Elie Gautreau

Biomimetic synthesis for bio-inspired robotics: application to undulatory snake drone swimming

Studying snakes and taking precise measurements of their movements to qualify and quantify the energy efficiency of their swimming is an important step. Testing the impact of changes in kinematic parameters requires obedience on their part, which is impossible. The envisaged solution is the use of a bio-inspired snake drone, reproducing the undulatory swimming of biological snakes. Such a biomimetic robot is a tool developed by roboticists for biologists and is used in a feedback loop to test biological hypotheses.
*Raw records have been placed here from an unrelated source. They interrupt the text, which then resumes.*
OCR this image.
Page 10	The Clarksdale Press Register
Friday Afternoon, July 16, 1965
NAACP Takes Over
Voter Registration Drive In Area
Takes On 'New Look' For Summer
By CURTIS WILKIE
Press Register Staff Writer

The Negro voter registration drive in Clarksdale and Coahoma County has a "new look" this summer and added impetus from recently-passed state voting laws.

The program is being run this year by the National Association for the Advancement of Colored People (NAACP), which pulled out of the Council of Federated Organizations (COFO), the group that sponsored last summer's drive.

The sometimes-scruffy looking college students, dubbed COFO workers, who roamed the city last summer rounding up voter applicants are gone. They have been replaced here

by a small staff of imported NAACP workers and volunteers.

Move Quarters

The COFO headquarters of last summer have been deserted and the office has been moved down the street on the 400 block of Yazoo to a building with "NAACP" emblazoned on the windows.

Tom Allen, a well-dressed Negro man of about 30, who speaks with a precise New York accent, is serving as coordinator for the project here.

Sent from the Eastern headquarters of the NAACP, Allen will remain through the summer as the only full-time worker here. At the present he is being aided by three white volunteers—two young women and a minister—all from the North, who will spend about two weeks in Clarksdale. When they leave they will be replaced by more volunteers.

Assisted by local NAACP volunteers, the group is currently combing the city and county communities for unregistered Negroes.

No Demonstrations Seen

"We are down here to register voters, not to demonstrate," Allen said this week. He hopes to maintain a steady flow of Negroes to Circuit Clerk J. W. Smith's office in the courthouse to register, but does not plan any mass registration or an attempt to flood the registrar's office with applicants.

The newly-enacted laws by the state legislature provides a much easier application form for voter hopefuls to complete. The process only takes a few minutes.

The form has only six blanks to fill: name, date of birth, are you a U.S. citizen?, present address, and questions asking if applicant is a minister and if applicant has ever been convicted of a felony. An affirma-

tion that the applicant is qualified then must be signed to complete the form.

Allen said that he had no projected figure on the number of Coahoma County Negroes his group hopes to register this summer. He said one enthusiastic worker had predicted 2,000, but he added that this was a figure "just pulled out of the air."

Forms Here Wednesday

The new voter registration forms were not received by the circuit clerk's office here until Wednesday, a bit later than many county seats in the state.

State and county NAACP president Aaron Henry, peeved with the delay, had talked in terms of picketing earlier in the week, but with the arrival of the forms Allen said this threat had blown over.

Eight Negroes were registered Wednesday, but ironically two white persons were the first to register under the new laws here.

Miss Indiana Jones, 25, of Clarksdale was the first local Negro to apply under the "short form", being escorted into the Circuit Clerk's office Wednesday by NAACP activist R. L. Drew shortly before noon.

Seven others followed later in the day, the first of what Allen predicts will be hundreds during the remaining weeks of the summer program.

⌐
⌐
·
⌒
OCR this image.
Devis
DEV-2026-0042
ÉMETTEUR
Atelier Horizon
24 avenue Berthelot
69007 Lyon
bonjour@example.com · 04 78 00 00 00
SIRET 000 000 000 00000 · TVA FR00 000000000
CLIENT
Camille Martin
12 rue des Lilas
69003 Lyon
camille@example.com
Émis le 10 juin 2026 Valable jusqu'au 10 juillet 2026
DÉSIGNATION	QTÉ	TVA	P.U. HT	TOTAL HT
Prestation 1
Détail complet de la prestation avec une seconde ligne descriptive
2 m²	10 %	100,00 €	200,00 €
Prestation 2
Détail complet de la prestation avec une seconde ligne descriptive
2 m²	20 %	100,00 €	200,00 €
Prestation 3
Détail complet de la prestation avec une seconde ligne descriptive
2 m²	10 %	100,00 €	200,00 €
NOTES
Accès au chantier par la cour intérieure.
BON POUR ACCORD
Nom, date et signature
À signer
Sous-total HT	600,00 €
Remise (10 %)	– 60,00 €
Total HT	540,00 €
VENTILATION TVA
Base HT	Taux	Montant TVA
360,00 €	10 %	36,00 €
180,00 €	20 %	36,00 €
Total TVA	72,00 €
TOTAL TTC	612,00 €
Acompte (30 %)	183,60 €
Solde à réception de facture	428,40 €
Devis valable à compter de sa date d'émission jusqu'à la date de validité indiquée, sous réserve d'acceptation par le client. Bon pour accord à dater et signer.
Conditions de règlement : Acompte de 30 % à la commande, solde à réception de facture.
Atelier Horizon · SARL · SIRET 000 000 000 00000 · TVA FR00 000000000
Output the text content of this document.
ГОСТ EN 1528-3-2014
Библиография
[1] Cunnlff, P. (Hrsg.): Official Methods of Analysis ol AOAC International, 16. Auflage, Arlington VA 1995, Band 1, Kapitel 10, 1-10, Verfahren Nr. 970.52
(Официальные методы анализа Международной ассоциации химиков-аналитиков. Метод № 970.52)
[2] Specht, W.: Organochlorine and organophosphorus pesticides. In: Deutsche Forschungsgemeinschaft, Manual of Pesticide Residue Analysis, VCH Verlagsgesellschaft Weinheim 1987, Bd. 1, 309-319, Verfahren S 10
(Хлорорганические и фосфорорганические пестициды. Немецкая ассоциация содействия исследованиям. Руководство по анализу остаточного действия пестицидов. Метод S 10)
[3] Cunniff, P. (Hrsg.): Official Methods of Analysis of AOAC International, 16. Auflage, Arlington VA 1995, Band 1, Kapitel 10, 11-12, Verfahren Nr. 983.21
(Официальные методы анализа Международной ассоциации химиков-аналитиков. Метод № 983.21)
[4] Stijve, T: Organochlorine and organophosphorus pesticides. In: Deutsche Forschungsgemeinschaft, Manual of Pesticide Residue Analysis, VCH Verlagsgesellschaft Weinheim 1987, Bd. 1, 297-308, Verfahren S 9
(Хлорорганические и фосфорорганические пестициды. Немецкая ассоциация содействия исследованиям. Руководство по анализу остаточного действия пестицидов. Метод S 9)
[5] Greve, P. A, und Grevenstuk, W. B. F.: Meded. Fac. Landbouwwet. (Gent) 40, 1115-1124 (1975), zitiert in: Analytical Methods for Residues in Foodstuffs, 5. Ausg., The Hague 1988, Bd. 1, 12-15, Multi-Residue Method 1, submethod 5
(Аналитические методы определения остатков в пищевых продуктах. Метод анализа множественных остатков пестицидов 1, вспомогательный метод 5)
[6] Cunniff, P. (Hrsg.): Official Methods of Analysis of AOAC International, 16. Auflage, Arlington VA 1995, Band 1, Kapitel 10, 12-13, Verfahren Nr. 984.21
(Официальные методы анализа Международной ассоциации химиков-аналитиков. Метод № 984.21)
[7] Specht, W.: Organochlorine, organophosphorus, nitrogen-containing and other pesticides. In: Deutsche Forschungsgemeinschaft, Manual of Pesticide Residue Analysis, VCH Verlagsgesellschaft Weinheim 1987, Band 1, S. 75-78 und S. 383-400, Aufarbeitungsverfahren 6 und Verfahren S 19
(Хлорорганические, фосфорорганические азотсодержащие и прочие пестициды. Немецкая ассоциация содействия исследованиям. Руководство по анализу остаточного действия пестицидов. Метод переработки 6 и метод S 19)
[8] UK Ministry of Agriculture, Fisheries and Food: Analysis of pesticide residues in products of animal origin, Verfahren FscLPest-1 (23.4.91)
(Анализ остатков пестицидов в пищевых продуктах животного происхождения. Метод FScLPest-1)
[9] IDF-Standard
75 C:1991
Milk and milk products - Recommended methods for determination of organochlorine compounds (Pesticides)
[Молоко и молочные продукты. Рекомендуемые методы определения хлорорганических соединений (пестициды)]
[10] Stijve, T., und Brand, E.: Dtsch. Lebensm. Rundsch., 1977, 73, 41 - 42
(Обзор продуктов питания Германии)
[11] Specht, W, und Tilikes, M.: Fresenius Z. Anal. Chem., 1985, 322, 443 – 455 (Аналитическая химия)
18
Thus, my PhD project aims at developing a complex mechatronic system by biomimicry linking wave kinematics to the performance and efficiency of snake swimming. The aim is both to contribute to the constitution of a large collection of kinematics using precise recordings, and to develop an optimal biomimetic method allowing the improvement of the design of more energy-efficient drones. In the long term, this project should enable collaboration between roboticists and industrialists involved in the development of bio-inspired snake drones. Also, biomimicry could be integrated into higher education curricula in the years to come by including the growing importance of bio-inspired processes and technologies.

This thesis will have three main objectives. (1) To conduct a kinematic study of the volumetric swimming of biological snakes through a campaign of motion capture and video measurements. (2) To develop the kinematics of a bio-inspired module and exploit it in the realization of a multi-module bio-inspired snake. (3) To develop and integrate the control of the robot by reproducing the snakes’ swimming mechanisms in a faithful and reliable way for the scientists.
PhD student in the CoBRA team (2021-2024).


Supervisors: Med Amine Laribi (CoBRA), Xavier Bonnet (CEBC)
Doctoral school: SIMME (University of Poitiers).